Before a computer can try to understand or translate a human sentence,
it must identify the phrases and diagram the grammatical relationships
among them. This is called parsing.
State-of-the-art parsers correctly guess over 90% of the phrases and
relationships, but make some errors on nearly half the sentences
analyzed. Many of these errors distort any subsequent automatic
interpretation of the sentence.
Much of the problem is that these parsers, which are statistical, are
not "trained" on enough example parses to know about many of the
millions of potentially related word pairs. Human labor can produce
more examples, but still too few by orders of magnitude.

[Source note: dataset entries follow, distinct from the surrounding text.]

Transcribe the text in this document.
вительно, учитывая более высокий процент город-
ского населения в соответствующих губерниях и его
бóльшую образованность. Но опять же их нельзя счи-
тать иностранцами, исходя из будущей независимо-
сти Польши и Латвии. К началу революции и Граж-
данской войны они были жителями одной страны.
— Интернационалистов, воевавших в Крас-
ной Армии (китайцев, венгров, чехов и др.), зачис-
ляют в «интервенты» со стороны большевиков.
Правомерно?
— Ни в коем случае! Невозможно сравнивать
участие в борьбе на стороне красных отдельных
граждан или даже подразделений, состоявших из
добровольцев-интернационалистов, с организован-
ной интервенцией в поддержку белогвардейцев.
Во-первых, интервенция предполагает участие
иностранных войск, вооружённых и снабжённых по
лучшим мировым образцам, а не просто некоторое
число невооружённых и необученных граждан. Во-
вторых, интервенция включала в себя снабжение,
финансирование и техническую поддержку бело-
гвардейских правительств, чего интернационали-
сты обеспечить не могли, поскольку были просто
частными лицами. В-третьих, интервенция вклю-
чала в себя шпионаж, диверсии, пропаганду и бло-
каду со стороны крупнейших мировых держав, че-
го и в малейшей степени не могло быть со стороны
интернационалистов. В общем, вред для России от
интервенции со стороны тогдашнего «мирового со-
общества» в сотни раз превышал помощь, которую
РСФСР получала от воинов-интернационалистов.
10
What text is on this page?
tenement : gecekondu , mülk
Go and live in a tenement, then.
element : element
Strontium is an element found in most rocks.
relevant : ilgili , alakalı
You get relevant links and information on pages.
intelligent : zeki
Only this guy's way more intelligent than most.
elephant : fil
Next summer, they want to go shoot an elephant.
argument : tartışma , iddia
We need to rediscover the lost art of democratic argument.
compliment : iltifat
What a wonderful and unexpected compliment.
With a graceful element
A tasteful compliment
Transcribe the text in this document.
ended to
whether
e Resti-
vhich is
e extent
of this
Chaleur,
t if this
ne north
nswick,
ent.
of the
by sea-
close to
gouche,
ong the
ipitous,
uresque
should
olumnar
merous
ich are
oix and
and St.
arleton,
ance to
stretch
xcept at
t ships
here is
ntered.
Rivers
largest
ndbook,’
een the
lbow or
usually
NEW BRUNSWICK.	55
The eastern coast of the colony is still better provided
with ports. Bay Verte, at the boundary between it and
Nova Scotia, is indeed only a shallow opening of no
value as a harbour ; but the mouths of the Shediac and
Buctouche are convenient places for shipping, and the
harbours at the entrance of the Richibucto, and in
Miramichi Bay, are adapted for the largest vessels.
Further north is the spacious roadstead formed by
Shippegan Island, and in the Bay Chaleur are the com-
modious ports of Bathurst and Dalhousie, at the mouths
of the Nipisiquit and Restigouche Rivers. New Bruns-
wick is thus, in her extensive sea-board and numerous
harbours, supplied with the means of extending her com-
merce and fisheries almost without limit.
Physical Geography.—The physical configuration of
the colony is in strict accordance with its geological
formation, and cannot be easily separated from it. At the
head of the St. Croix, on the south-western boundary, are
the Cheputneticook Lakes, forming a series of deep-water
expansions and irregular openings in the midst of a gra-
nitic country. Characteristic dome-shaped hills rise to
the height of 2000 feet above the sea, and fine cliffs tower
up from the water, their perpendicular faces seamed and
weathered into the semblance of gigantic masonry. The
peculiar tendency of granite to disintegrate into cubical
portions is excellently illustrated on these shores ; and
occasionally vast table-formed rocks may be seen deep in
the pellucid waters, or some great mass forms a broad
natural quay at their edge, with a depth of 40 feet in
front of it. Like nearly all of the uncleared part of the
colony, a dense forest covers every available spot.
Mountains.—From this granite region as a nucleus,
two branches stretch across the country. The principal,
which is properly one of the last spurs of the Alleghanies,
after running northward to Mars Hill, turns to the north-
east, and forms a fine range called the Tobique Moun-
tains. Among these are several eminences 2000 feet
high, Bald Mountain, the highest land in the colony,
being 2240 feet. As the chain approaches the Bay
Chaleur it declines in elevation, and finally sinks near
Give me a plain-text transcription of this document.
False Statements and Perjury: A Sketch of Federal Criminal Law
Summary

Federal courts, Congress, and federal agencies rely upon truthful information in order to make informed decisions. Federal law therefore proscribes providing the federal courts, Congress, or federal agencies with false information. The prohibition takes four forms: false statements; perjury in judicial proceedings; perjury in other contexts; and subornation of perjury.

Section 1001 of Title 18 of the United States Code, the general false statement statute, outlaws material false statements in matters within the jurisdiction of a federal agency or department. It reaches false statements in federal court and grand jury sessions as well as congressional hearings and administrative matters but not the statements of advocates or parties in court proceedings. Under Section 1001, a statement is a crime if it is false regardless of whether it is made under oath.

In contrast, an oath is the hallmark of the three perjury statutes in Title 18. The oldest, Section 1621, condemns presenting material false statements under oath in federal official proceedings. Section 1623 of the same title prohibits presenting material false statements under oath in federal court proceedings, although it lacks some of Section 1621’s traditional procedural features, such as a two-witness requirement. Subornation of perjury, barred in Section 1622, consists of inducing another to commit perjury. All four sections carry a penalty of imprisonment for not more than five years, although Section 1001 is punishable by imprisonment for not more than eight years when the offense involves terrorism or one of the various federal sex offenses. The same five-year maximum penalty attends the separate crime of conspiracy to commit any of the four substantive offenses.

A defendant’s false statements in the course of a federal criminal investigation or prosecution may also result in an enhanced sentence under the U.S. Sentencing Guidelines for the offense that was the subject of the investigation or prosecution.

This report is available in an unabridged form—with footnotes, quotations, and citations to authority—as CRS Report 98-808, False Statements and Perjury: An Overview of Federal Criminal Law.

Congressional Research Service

In this project, we seek to achieve a quantum advance by automatically
generating large volumes of novel training examples. We plan to
bootstrap from up to 350 million words of raw newswire stories, using
existing parsers to generate the new parses together with confidence
measures.
We will use a method called co-training, in which several reasonably
good parsing algorithms collaborate to automatically identify one
another's weaknesses (errors) and to correct them by supplying new
example parses to one another. This accuracy-boosting technique has
widespread application in other areas of machine learning, natural
language processing and artificial intelligence.
Numerous challenges must be faced: how do we parse 350 million words
of text in less than a year (we have 6 weeks)? How to use partly
incompatible parsers to train one another? Which machine learning
techniques scale up best? What kind of grammars, probability models,
and confidence measures work best? The project will involve a
significant amount of programming, but the rewards should be high.